Literature map

This is just a quick little post, but for an entertaining and actually quite useful web site.

Literature Map (http://www.literature-map.com/) lets you enter the name of an author, and similar authors will display in an animated cloud, the more similar the closer.

It’s useful to find new authors in a style you enjoy, or as a curiosity to see whether your taste naturally groups similar writers.

Check it out if you need an excuse to take a break.

Why Creative Writing is Better with a Pen (via @guardianbooks)

This is a fun little filler read for a friday. I daresay one shouldn’t take the headline to be some kind of statement of fact, more the personal preference of Lee Rourke, who wrote this for the Guardian:

I find that writing longhand I can enter a zone of comfort I find hard to achieve when sitting in front of a screen – I find typing annoying, if I’m honest, not the mechanics of it, but the sound. The constant tap-tap-tap-tap on the keyboard reminds me of all the offices I’ve worked in. The sound bores into me, it fills me with an anxiety I could do without. I feel like I’m signing off invoices rather than writing my next novel.

It’s a fun article, gilded with a touch of reproach for all the whiz-bang of modernity, and full of quotes that might, if read less charitably, raise the blood pressure of modern writers who don’t share this anxious revulsion of technology:

“A blank computer screen makes me want to throw up,” explains Niven Govinden. “It’s not conducive to good writing.
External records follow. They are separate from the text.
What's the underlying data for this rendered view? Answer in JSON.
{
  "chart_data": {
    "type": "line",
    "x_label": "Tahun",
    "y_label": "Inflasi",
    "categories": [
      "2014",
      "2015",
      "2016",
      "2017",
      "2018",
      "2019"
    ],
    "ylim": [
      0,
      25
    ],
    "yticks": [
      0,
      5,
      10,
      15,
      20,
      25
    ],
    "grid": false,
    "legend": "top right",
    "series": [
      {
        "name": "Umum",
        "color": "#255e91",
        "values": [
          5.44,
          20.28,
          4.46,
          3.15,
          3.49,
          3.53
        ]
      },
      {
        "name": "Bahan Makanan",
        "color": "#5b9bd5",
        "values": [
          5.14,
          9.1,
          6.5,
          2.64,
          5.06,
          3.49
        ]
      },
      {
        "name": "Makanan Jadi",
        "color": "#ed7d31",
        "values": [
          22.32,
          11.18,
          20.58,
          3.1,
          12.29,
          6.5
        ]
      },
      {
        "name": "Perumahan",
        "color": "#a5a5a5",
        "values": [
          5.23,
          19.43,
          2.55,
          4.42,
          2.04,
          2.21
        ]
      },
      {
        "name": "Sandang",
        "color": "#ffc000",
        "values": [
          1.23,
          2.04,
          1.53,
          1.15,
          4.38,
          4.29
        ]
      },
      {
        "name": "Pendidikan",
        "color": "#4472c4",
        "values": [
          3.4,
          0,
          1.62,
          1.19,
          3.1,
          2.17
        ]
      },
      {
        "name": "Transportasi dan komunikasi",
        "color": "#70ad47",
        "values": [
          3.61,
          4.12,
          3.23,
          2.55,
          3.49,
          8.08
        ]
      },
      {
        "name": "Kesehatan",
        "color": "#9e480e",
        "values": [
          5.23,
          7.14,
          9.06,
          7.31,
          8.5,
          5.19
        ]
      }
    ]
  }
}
The physicality of longhand pleases me. I can revise as I work in a way that doesn’t happen on a laptop. […] I think harder about one good sentence following another, which for me is all that matters.”

Don’t take it too seriously, but try to absorb some of the cultural and technological nostalgia. It’s fun to read.

Check it out here: http://www.guardian.co.uk/books/2011/nov/03/creative-writing-better-pen-longhand

Funky little iPhone app with old-school type written charm

I found this on John Gruber’s Daring Fireball site, and it’s such a quaint and nostaligic approach to writing that I thought I’d share it with you.

The engineers at Doormouse Mfg. have at last combined the latest in mobile pneumatic tubes technology with the highest-quality digital micro-swingarms available—and for a fraction of the price of the competition.